Для целей социального конструирования особенно важны группы значений, представленные в рубриках «ребенок как кукла» – см. илл. 131, З. Е. Серебрякова. Катя с куклами (1923), «кукла как ребенок», «кукла как двойник», «кукла как объект и способ манипуляции», поскольку именно дети обычно являются наиболее вероятным и активным объектом социальных манипуляций и именно им адресована значительная доля активно продвигаемых социальных конструктов.

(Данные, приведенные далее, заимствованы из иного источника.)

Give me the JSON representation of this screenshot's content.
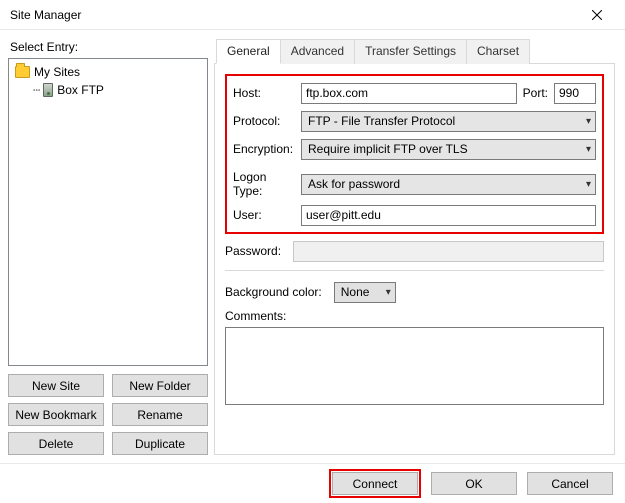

• «Как наибольшая часть воспитанников старого века, он людей считал средствами для своих выгод, детей – куклами для забавы; сохрани Бог, чтоб они осмелились думать, не только поступать, иначе как по его воле, то есть по его прихоти» [А. А. Бестужев-Марлинский. Латник (1832)].

• «Такой матери нужна дочь-кукла, потому что она сама кукла, и все играет с куклами в куклы» [Н. Г. Чернышевский. Что делать? (1863)].

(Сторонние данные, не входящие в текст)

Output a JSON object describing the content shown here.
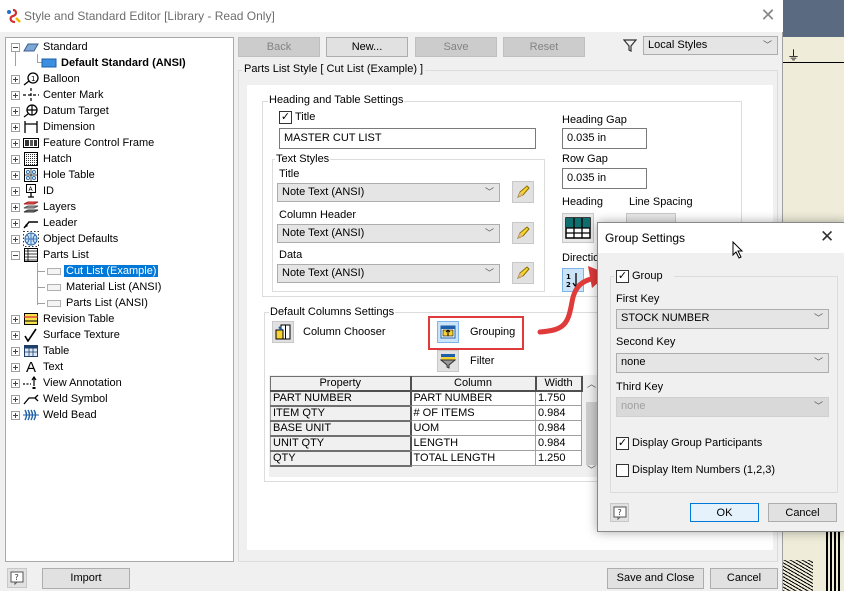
{
  "window": {
    "title": "Style and Standard Editor [Library - Read Only]",
    "close_icon": "close-icon"
  },
  "tree": {
    "items": [
      {
        "label": "Standard",
        "icon": "standard-icon",
        "expanded": true
      },
      {
        "label": "Default Standard (ANSI)",
        "icon": "standard-sheet-icon",
        "bold": true,
        "child": true
      },
      {
        "label": "Balloon",
        "icon": "balloon-icon"
      },
      {
        "label": "Center Mark",
        "icon": "center-mark-icon"
      },
      {
        "label": "Datum Target",
        "icon": "datum-target-icon"
      },
      {
        "label": "Dimension",
        "icon": "dimension-icon"
      },
      {
        "label": "Feature Control Frame",
        "icon": "feature-control-frame-icon"
      },
      {
        "label": "Hatch",
        "icon": "hatch-icon"
      },
      {
        "label": "Hole Table",
        "icon": "hole-table-icon"
      },
      {
        "label": "ID",
        "icon": "id-icon"
      },
      {
        "label": "Layers",
        "icon": "layers-icon"
      },
      {
        "label": "Leader",
        "icon": "leader-icon"
      },
      {
        "label": "Object Defaults",
        "icon": "object-defaults-icon"
      },
      {
        "label": "Parts List",
        "icon": "parts-list-icon",
        "expanded": true
      },
      {
        "label": "Cut List (Example)",
        "child": true,
        "selected": true
      },
      {
        "label": "Material List (ANSI)",
        "child": true
      },
      {
        "label": "Parts List (ANSI)",
        "child": true
      },
      {
        "label": "Revision Table",
        "icon": "revision-table-icon"
      },
      {
        "label": "Surface Texture",
        "icon": "surface-texture-icon"
      },
      {
        "label": "Table",
        "icon": "table-icon"
      },
      {
        "label": "Text",
        "icon": "text-icon"
      },
      {
        "label": "View Annotation",
        "icon": "view-annotation-icon"
      },
      {
        "label": "Weld Symbol",
        "icon": "weld-symbol-icon"
      },
      {
        "label": "Weld Bead",
        "icon": "weld-bead-icon"
      }
    ]
  },
  "toolbar": {
    "back": "Back",
    "new": "New...",
    "save": "Save",
    "reset": "Reset",
    "filter_value": "Local Styles"
  },
  "style": {
    "group_title": "Parts List Style [ Cut List (Example) ]",
    "heading_table": {
      "title": "Heading and Table Settings",
      "title_checkbox_label": "Title",
      "title_checked": true,
      "title_value": "MASTER CUT LIST",
      "heading_gap_label": "Heading Gap",
      "heading_gap_value": "0.035 in",
      "row_gap_label": "Row Gap",
      "row_gap_value": "0.035 in",
      "heading_label": "Heading",
      "line_spacing_label": "Line Spacing",
      "direction_label": "Direction"
    },
    "text_styles": {
      "title": "Text Styles",
      "title_label": "Title",
      "title_value": "Note Text (ANSI)",
      "column_header_label": "Column Header",
      "column_header_value": "Note Text (ANSI)",
      "data_label": "Data",
      "data_value": "Note Text (ANSI)"
    },
    "columns": {
      "title": "Default Columns Settings",
      "column_chooser": "Column Chooser",
      "grouping": "Grouping",
      "filter": "Filter",
      "headers": [
        "Property",
        "Column",
        "Width"
      ],
      "rows": [
        [
          "PART NUMBER",
          "PART NUMBER",
          "1.750"
        ],
        [
          "ITEM QTY",
          "# OF ITEMS",
          "0.984"
        ],
        [
          "BASE UNIT",
          "UOM",
          "0.984"
        ],
        [
          "UNIT QTY",
          "LENGTH",
          "0.984"
        ],
        [
          "QTY",
          "TOTAL LENGTH",
          "1.250"
        ]
      ]
    }
  },
  "footer": {
    "import": "Import",
    "save_and_close": "Save and Close",
    "cancel": "Cancel"
  },
  "group_dialog": {
    "title": "Group Settings",
    "group_label": "Group",
    "group_checked": true,
    "first_key_label": "First Key",
    "first_key_value": "STOCK NUMBER",
    "second_key_label": "Second Key",
    "second_key_value": "none",
    "third_key_label": "Third Key",
    "third_key_value": "none",
    "display_participants_label": "Display Group Participants",
    "display_participants_checked": true,
    "display_item_numbers_label": "Display Item Numbers (1,2,3)",
    "display_item_numbers_checked": false,
    "ok": "OK",
    "cancel": "Cancel"
  },
  "colors": {
    "selection": "#0078d7",
    "annotation_red": "#e03a3a"
  }
}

• «Соседка сочувственно качала головой, думая о своих невзгодах, а маленькая соседкина дочка, трехлетняя кукла с громадным красным бантом на макушке, подбиралась к клеткам и, боязливо озираясь, грозила птицам пальчиком» [В. П. Катаев. Бездельник Эдуард (1920)].

• «А Поль накричал на него: – Я вам не кукла! Извольте играть со мной как с соперником, а не как с глупым ребенком!» [Юлиан Семенов. Семнадцать мгновений весны (1968)].

Производными от этих значений нам представляются употребления слова «кукла», представленные в рубриках «человек как „механическая кукла“», «кукла как нечто бездушное, бесчувственное», «кукла как нечто безжизненное, недееспособное».

Ассоциативная связь куклы с играющим ею ребенком, их взаимная глубокая эмоционально-психологическая зависимость, наделение кукол чертами ее обладателей привносит особый драматизм в эпизоды, связанные с «покушением на куклу», ее похищением и намеренным повреждением – распространенные мотивы взаимоотношений между мальчиками и девочками (см. «Весенне-летняя обрядность», «Куколки в коммуникативных практиках с символикой заигрывания»). В силу упомянутой выше связи эти действия могут рассматриваться как направленные на персону хозяйки/хозяина куклы, а поэтому обычно воспринимаются очень болезненно и эмоционально, даже если это было сделано с благими намерениями, как в рассказе В. Г. Короленко «В дурном обществе» [Короленко 1989; НКРЯ: Короленко 1885].

• «В саду перед окнами мои четверо мальчишек пересматривали и рвали книжки с картинками, отнимали у сестры куклы, кричали и возились, несмотря на присутствие двух нянек, которые сидели в пяти шагах» [М. В. Авдеев. Тамарин (1851)].

С этим связаны и метонимические фигуры речи и образы, использующие образ поврежденной, сломанной, разбитой, брошенной куклы для выражения разрыва отношений или понесенной утраты – см. илл. 132, М. В. Добужинский. Кукла (1905).

• «Я вижу, что я для вас кукла; поиграете вы мной, изломаете и бросите» [А. Н. Островский. Бесприданница (1879)].

• «Потом здороваюсь со старой Зининой куклой. У нее чахотка, и она лежит в пыльной дырявой ванне, задрав кверху пятки. Я ее перевернул, чтобы все было прилично… Поговорил с ней о Зине. Да, конечно, сердце девочки – одуванчик. Забыла куклу, забыла Микки. А потом у нее появится дочка, и все начнется сначала… новая дочка, новая кукла, новая собачка. Апчхи!» [Саша Черный. Дневник Фокса Микки (1927)].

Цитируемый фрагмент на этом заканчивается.